After quitting his job as Director of Policy Research and Development at the National Council of Teachers of English, Cambridge committed to Mia Learning full-time in March, and brought on his co-founder and Chief Technology Officer Kathleen Perez-Lopez. He kept the program here in D.C., where he's lived for 15 years, even becoming a part of social entrepreneurship accelerator SeedSpot's inaugural D.C. cohort. 

Cambridge said they've raised around $60,000 from friends and family, and will likely open a seed round sometime in the fall, when they launch a national-scale beta of the app.

They'll use data from a pilot program last spring, when second graders at the Creative Minds International Public Charter School in D.C. got to test Mia out, to re-evaluate the app and inform the coming beta launch.

While artificial intelligence companies certainly aren't hard to come by, Cambridge says that Mia Learning is the only one that uses it to offer more choices to students, instead of letting them come to rely on technology to make them for them.
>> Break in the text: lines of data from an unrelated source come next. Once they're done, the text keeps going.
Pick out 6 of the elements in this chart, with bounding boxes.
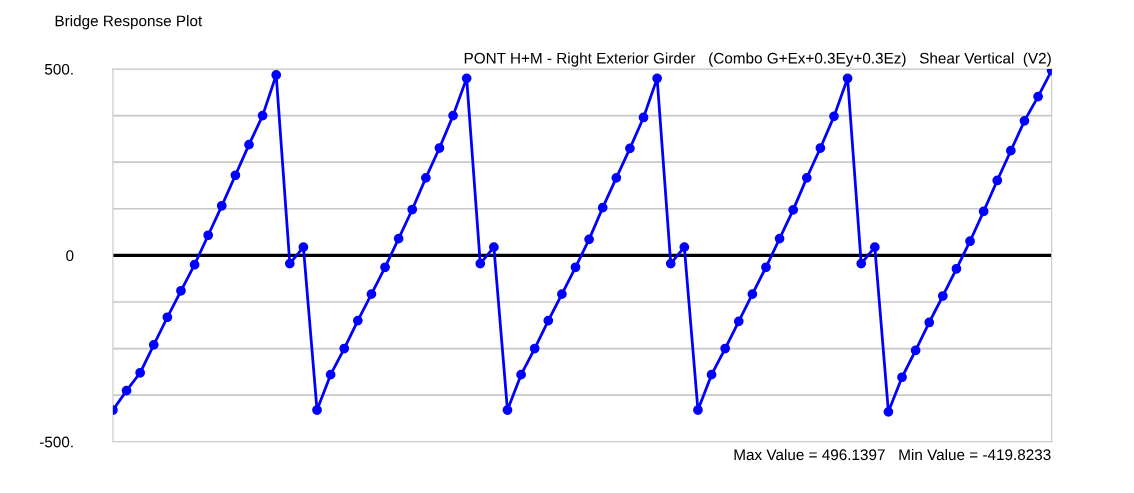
y-tick-label: 500. [44, 63, 73, 75]
text: Max Value = 496.1397 Min Value = -419.8233 [734, 448, 1051, 461]
chart-title: Bridge Response Plot [55, 15, 203, 30]
chart-subtitle: PONT H+M - Right Exterior Girder (Combo G+Ex+0.3Ey+0.3Ez) Shear Vertical (V2) [464, 52, 1051, 67]
y-tick-label: -500. [39, 436, 73, 448]
y-tick-label: 0 [66, 250, 74, 262]
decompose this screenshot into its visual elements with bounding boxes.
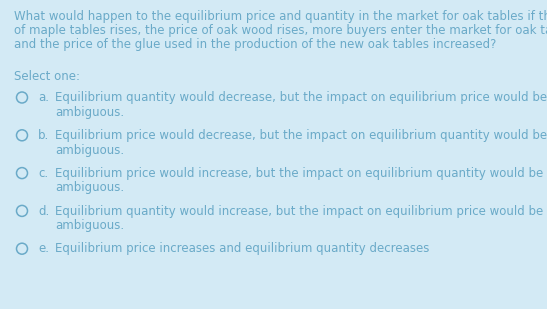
Text: a.: a. — [38, 91, 49, 104]
Text: Equilibrium price would increase, but the impact on equilibrium quantity would b: Equilibrium price would increase, but th… — [55, 167, 543, 180]
Text: e.: e. — [38, 242, 49, 256]
Text: What would happen to the equilibrium price and quantity in the market for oak ta: What would happen to the equilibrium pri… — [14, 10, 547, 23]
Text: Equilibrium price would decrease, but the impact on equilibrium quantity would b: Equilibrium price would decrease, but th… — [55, 129, 547, 142]
Text: Equilibrium quantity would increase, but the impact on equilibrium price would b: Equilibrium quantity would increase, but… — [55, 205, 543, 218]
Text: ambiguous.: ambiguous. — [55, 219, 124, 232]
Text: ambiguous.: ambiguous. — [55, 106, 124, 119]
Text: d.: d. — [38, 205, 49, 218]
Text: ambiguous.: ambiguous. — [55, 144, 124, 157]
Text: Select one:: Select one: — [14, 70, 80, 83]
Text: ambiguous.: ambiguous. — [55, 181, 124, 194]
Text: Equilibrium price increases and equilibrium quantity decreases: Equilibrium price increases and equilibr… — [55, 242, 429, 256]
Text: c.: c. — [38, 167, 48, 180]
Text: and the price of the glue used in the production of the new oak tables increased: and the price of the glue used in the pr… — [14, 38, 496, 51]
Text: b.: b. — [38, 129, 49, 142]
Text: of maple tables rises, the price of oak wood rises, more buyers enter the market: of maple tables rises, the price of oak … — [14, 24, 547, 37]
Text: Equilibrium quantity would decrease, but the impact on equilibrium price would b: Equilibrium quantity would decrease, but… — [55, 91, 547, 104]
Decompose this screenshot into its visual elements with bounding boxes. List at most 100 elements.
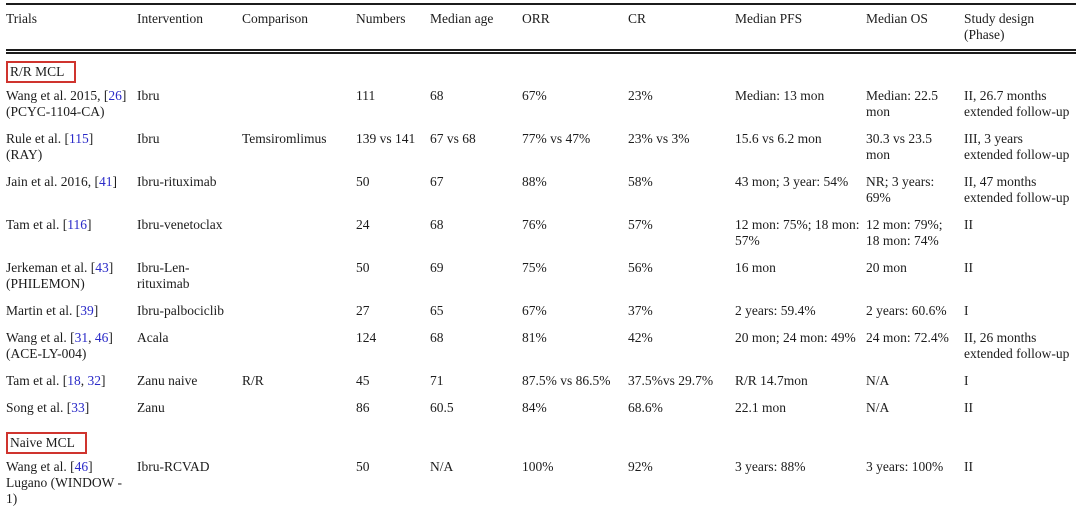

"A lot of the things that I'm seeing come into the market that use this machine-learning AI does it in a way that all you have to do is sit, and do what they say, and you'll learn really quickly," he said. "It doesn't build the kind of self determination skills and autonomous decision-making and self-regulation that are really necessary to succeed in the environments that kids need to go out into... that's a real danger with this technology."

But that's what makes Mia Learning unique, he said.

"[Kids] need to make their own choices and be supported in those choices," he said. "That's what we're really about. We're a choice company."